L’autre élément déterminant et qui complique singulièrement les choses est l’importance du Pakistan voisin et de ses zones tribales frontalières de l’Afghanistan. « Personne ne peut relever les défis qui se posent à l’Afghanistan sans ajouter le Pakistan à l’équation », admet le général Petraeus. L’arrivée au pouvoir d’Asif Ali Zardari à Islamabad soulève des espoirs. Mais des interrogations subsistent sur ses capacités à peser sur ses puissants services secrets (ISI), que Kaboul considère comme les parrains des Talibans.

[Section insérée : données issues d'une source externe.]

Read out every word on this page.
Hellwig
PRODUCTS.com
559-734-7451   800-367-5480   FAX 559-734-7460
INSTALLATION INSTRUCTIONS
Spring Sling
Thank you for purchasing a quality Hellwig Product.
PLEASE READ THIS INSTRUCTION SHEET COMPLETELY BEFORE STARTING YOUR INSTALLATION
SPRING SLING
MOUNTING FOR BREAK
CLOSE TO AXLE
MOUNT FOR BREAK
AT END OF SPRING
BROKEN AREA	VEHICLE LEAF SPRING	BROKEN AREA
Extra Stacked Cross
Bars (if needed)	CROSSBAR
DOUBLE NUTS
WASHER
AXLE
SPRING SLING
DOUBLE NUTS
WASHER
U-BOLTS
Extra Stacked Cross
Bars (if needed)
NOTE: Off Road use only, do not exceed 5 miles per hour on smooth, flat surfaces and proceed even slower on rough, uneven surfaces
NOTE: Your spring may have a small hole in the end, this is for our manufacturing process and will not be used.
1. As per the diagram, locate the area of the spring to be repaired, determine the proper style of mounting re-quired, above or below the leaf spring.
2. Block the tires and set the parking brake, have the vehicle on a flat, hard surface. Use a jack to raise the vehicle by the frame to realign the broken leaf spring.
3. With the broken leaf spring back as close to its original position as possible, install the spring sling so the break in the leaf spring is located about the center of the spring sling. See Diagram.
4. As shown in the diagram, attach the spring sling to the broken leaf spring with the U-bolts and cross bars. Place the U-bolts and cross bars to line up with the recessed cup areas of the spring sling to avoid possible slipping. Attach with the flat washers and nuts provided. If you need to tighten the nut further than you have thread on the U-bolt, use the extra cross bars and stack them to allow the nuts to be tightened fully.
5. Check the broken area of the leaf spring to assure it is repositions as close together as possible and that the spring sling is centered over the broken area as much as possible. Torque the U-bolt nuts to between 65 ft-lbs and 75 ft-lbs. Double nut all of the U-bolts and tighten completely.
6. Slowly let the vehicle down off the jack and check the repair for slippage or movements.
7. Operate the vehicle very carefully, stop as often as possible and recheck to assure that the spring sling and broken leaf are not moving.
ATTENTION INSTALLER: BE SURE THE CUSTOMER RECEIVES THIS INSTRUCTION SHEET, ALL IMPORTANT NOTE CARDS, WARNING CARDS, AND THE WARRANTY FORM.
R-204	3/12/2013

Donnés pour morts à la fin 2001, ces derniers se sont reconstitués pour revenir sur le devant de la scène, portés par des réseaux étrangers comme Al-Qaëda et une nouvelle génération de combattants mobilisés contre les « envahisseurs » occidentaux. Le gros des renforts américains devrait être envoyé dans le sud et l’est, près de la frontière pakistanaise, où la bataille s’annonce acharnée et longue pour les Etats-Unis, surtout si ses alliés de l’Otan venaient à se retirer.